On the other hand, Zimbabwe is a reckless example of the failure of this option when there is no radical versions. In 2003, the authorities removed the three zeros of the currency and the inflation rates exceeded 1,000 percent. As the decline continues, the currency collapses completely, and after inflation, the fiction has reached a fictional level, amidst lack of confidence in monetary and economic policies.

In this case, the experience of Torky is more balanced, as the stage of removing six zeros from Lira in 2005 came after years of collecting inflation. When the dollar exchange rate reaches a million pounds, daily transactions are stressful. But in parallel to monetary reform, Ankara has made several measures to improve the management of the economy, which has revived confidence in the national currency and has contributed to the achievement of the modern growth rate in the next year.

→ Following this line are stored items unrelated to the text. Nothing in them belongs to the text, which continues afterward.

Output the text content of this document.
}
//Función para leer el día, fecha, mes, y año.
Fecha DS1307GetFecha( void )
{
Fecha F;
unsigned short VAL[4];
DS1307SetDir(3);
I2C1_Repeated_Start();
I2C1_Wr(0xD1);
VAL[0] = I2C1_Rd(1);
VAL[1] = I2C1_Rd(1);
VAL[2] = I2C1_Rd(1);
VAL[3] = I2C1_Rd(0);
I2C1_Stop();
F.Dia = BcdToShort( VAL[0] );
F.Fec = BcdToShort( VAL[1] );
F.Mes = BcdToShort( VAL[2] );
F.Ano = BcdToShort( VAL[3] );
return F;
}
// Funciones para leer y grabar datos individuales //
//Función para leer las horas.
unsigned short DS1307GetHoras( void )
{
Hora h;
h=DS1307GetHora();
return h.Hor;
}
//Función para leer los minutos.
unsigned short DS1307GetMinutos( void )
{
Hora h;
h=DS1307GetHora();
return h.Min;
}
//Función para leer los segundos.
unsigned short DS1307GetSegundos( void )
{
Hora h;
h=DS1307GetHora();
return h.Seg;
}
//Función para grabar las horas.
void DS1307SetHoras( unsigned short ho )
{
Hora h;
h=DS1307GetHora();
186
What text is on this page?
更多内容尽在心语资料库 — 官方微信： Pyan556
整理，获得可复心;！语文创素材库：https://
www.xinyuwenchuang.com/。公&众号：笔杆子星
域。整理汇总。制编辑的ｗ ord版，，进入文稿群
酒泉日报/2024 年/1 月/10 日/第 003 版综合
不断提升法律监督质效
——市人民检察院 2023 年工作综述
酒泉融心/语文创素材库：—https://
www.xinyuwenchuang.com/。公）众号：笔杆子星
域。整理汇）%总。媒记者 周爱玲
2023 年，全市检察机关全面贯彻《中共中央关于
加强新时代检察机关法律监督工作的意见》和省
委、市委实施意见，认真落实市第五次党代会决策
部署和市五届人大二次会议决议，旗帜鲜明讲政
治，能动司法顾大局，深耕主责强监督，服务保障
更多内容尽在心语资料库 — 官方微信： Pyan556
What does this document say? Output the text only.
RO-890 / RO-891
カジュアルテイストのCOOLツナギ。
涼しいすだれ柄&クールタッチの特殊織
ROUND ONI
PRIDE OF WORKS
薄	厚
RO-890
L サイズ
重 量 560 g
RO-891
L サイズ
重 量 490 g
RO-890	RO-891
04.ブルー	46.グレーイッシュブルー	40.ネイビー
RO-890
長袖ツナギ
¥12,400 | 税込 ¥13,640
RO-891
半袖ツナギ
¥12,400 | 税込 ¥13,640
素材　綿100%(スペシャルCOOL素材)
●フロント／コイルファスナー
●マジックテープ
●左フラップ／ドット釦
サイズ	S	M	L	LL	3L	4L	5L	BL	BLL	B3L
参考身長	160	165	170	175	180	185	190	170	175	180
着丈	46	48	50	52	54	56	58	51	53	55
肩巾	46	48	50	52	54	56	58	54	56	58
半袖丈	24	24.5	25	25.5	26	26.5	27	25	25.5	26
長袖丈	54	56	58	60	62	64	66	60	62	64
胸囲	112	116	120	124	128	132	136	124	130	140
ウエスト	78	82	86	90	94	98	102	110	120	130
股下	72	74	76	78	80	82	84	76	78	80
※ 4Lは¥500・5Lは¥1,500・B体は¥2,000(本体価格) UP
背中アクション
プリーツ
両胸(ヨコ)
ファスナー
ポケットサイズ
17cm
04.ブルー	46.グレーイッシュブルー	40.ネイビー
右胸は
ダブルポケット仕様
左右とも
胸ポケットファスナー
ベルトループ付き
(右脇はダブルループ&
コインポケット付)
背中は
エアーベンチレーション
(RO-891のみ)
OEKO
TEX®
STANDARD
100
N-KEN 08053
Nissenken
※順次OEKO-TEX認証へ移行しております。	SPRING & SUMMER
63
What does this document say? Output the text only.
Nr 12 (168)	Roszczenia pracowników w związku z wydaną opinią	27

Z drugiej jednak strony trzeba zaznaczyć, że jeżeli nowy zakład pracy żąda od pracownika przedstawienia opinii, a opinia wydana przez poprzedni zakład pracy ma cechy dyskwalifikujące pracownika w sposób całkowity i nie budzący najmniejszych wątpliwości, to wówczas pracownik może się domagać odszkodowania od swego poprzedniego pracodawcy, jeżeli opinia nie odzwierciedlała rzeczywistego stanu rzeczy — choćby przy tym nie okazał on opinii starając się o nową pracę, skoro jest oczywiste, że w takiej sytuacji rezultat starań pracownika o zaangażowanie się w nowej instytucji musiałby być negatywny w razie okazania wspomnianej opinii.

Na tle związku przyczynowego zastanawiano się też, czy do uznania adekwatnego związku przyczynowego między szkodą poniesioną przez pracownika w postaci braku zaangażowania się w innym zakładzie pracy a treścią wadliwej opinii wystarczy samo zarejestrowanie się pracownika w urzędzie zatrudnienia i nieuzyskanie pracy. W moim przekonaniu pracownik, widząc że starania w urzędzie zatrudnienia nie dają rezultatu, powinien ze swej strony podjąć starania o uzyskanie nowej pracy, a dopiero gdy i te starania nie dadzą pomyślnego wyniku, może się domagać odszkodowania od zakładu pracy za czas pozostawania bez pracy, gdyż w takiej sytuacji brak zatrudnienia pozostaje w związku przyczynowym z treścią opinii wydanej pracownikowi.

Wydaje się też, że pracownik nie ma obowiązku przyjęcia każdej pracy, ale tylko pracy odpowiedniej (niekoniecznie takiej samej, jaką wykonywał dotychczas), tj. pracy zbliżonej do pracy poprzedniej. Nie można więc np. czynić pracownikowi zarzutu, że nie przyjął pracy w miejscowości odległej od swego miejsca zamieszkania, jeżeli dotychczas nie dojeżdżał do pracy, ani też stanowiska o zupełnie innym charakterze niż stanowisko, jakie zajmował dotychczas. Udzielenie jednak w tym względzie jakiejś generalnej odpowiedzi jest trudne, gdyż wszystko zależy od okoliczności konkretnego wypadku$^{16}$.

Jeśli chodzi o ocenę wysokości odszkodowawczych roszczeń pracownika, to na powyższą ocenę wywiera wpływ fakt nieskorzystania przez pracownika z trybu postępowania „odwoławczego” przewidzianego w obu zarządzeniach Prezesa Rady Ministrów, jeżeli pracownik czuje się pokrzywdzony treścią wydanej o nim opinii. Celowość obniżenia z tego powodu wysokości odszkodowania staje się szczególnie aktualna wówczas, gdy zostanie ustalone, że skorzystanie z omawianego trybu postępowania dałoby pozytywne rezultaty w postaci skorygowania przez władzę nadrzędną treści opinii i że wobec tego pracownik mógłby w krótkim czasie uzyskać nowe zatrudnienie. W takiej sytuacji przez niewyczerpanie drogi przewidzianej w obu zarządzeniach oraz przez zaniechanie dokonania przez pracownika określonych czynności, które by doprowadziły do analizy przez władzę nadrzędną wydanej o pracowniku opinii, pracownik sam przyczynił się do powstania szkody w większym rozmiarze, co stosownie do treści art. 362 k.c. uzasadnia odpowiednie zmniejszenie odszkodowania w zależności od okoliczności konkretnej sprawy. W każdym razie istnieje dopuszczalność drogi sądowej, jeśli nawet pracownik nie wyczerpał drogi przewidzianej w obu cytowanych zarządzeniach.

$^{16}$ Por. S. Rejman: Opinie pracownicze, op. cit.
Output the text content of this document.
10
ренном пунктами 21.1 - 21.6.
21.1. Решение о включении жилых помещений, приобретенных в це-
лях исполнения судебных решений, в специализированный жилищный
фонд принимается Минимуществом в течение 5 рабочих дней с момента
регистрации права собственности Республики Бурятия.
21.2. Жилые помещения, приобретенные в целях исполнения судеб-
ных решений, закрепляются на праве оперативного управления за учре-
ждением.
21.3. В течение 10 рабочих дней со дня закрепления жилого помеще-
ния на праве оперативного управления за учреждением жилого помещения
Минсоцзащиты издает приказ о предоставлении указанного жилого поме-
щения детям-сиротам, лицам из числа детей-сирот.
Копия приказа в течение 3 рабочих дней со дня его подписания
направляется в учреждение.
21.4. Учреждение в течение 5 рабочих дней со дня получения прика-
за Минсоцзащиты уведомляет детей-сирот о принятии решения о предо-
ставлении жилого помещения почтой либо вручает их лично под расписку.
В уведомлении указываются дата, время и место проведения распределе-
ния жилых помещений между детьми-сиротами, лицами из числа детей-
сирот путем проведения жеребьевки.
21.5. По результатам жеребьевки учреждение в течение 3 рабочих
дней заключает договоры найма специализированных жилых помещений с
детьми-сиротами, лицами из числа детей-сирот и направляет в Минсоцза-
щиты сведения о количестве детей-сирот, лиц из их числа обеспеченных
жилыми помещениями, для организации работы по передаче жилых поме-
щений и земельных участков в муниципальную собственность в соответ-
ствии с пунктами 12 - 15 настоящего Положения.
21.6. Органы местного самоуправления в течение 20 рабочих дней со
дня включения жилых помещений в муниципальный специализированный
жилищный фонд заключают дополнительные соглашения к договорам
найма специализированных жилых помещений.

A beautification of new start or reality?

The elimination of texts from international experiences indicates that the elimination of zeros can cause a positive change, but only when it is associated with deep economic and institutional reforms. Accordingly, the feasibility of this stage in Iran, Syria and Lebanon depends on the availability of a true political will to adopt comprehensive reforms. It is not a magic solution to eliminate zeros, but it is not a magic solution to improve accounting and psychological performance, but it is not sufficient if it does not support if it does not support the central bank’s independence, reforming public economy, fighting corruption and providing a safe environment for productive investment.